Feel free to ignore if my questions become burdensome enough to distract from Starbound I’m just curious and enthusiastic to discuss such topics.
Let me summarize my understanding at this point:
- The idea here is that you would like to create a “coding” chatbot that would have expertise in TW wikitext?
- you believe that you would not need too much additional training data because you know that most modern models already have extensive training in html, markdown, and wikitext.
- You believe additional training is superior to just taking a model and giving it reference material because you’re trying to prioritize models that have a more limited “context window” (I assume so they are more accessible to a wider audience).
- To the same end, you are looking at models that are smaller and opensource.
Per our conversation on the inclusion of javascript, I think we are having some language difficulties that led to my misunderstanding, so I will outline for clarity, in case others want to casually follow –
by this I took you to mean “context” in an operational sense, which is to say, “the context window.” This made little sense to me because training data does not constitute “context.” Upon reflection, I take you to be using a more colloquial version of the word “context,” as in, whether a model has training in JS or not.
Along a similar line, my understanding led me to understand you to be using the word “see” here in terms of a context-window. You can understand why this too was confusing to me: a model that was trained on javascript would not need to “see” the entire widget class in the context window to generate code.
Since training knowledge is static and does not shift around like context does, I assume you are instead using “see” to mean something like “If the LLM does not have sufficient training in the javascript widget class it is more likely to hallucinate, because Javascript is so much more complex than wikitext”

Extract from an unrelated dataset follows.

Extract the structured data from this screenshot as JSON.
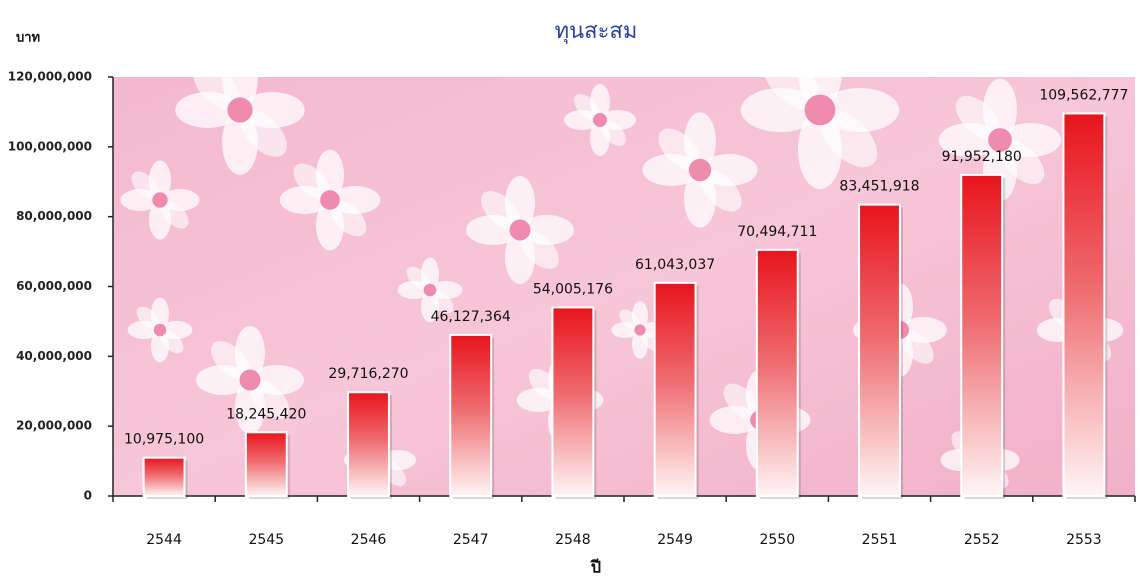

This may be, I think javascript certainly presents more opportunities for hallucinations (instances where an LLM generates plausible-sounding but incorrect information) to occur – this is where “context” really becomes relevant to this discussion, to my eye: if a user is asking for a huge output, the model has many more opportunities to lose context and for things to go off-rails. Writing a widget often does take much more space than generating a table or something like that. However, this is different from the model’s fundamental understanding of JavaScript or any other programming language - it’s more about the challenge of maintaining accuracy over extended generations.
That said, however, I do think if you wanted a model to not even make an attempt at javascript, one would need to explicitly forbid it in the system instructions – because
-
these models do not work by ‘learning’ this language or that language in isolation - rather, they learn statistical patterns across all text they’ve been trained on, allowing them to generate appropriate responses based on probability distributions, whether that’s in JavaScript, wikitext, or natural language, and
-
Most modern LLMs already have extensive exposure to javascript from their training, so these capabilities are built-in.